# Tau Piranha speedster conversion



## jaren (Jul 7, 2008)

Ok, so this is a simple conversion i did for my first Tau Piranha.




























I hope you all like it.


----------



## Death 0F Angels (Feb 27, 2008)

bottom 2 pics arent working for me. Th pic i can see looks great though. Good work bud.


----------



## morfangdakka (Dec 31, 2006)

I like it. It's a nice simple conversion that gives the Piranha a different look and moves the lines around. Good job.


----------



## theoncomingstorm (Jun 24, 2008)

i like it, what can it do? 0-60 in 3sec? lol


----------



## The Wraithlord (Jan 1, 2007)

That is cool. Our resided conversion lunatic Galahad did something similar to that once as well. REALLY wish I had thought of that when I built mine.


----------



## Gareth (Jan 3, 2008)

its not bad actually! Well done.


----------



## Jacobite (Jan 26, 2007)

Very impressive. I like the new look of it. Seems very Star Warsy to me.
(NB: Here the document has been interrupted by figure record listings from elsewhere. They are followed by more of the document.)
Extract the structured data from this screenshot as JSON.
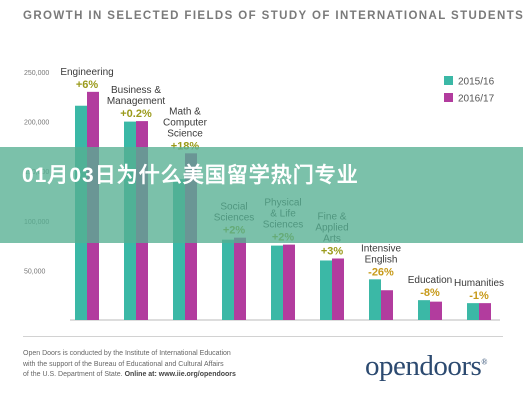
{
  "banner": {
    "text": "01月03日为什么美国留学热门专业"
  },
  "chart_data": {
    "type": "bar",
    "title": "GROWTH IN SELECTED FIELDS OF STUDY OF INTERNATIONAL STUDENTS",
    "xlabel": "",
    "ylabel": "",
    "ylim": [
      0,
      250000
    ],
    "yticks": [
      "250,000",
      "200,000",
      "150,000",
      "100,000",
      "50,000"
    ],
    "yticks_values": [
      250000,
      200000,
      150000,
      100000,
      50000
    ],
    "grid": false,
    "legend": "top-right",
    "categories": [
      {
        "name": "Engineering",
        "label_lines": [
          "Engineering"
        ],
        "change": "+6%",
        "change_color": "#9a9a1a"
      },
      {
        "name": "Business & Management",
        "label_lines": [
          "Business &",
          "Management"
        ],
        "change": "+0.2%",
        "change_color": "#9a9a1a"
      },
      {
        "name": "Math & Computer Science",
        "label_lines": [
          "Math &",
          "Computer",
          "Science"
        ],
        "change": "+18%",
        "change_color": "#9a9a1a"
      },
      {
        "name": "Social Sciences",
        "label_lines": [
          "Social",
          "Sciences"
        ],
        "change": "+2%",
        "change_color": "#9a9a1a"
      },
      {
        "name": "Physical & Life Sciences",
        "label_lines": [
          "Physical",
          "& Life",
          "Sciences"
        ],
        "change": "+2%",
        "change_color": "#9a9a1a"
      },
      {
        "name": "Fine & Applied Arts",
        "label_lines": [
          "Fine &",
          "Applied",
          "Arts"
        ],
        "change": "+3%",
        "change_color": "#9a9a1a"
      },
      {
        "name": "Intensive English",
        "label_lines": [
          "Intensive",
          "English"
        ],
        "change": "-26%",
        "change_color": "#c79a1a"
      },
      {
        "name": "Education",
        "label_lines": [
          "Education"
        ],
        "change": "-8%",
        "change_color": "#c79a1a"
      },
      {
        "name": "Humanities",
        "label_lines": [
          "Humanities"
        ],
        "change": "-1%",
        "change_color": "#c79a1a"
      }
    ],
    "series": [
      {
        "name": "2015/16",
        "color": "#3bb8a6",
        "values": [
          216000,
          200000,
          142000,
          81000,
          75000,
          60000,
          41000,
          20000,
          17000
        ]
      },
      {
        "name": "2016/17",
        "color": "#b23c9e",
        "values": [
          230000,
          200500,
          168000,
          83000,
          76000,
          62000,
          30000,
          18500,
          17000
        ]
      }
    ]
  },
  "footer": {
    "line1": "Open Doors is conducted by the Institute of International Education",
    "line2": "with the support of the Bureau of Educational and Cultural Affairs",
    "line3": "of the U.S. Department of State.",
    "line3_bold": "Online at: www.iie.org/opendoors"
  },
  "logo": {
    "text": "opendoors",
    "registered": "®"
  }
}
Are you going to do anymore in this pattern?


----------



## bitsandkits (Mar 18, 2008)

looks a bits pod racer due to the engines , but i like the look , looks alot faster than the standard model !


----------



## jaren (Jul 7, 2008)

i plan on doing nine of them in this pattern, 6 fusion blasters and 3 burst cannons


----------



## Casual_T (Jan 2, 2008)

That looks really good, for an even faster look use devilfish (or even ORCA!!) engines lol.


----------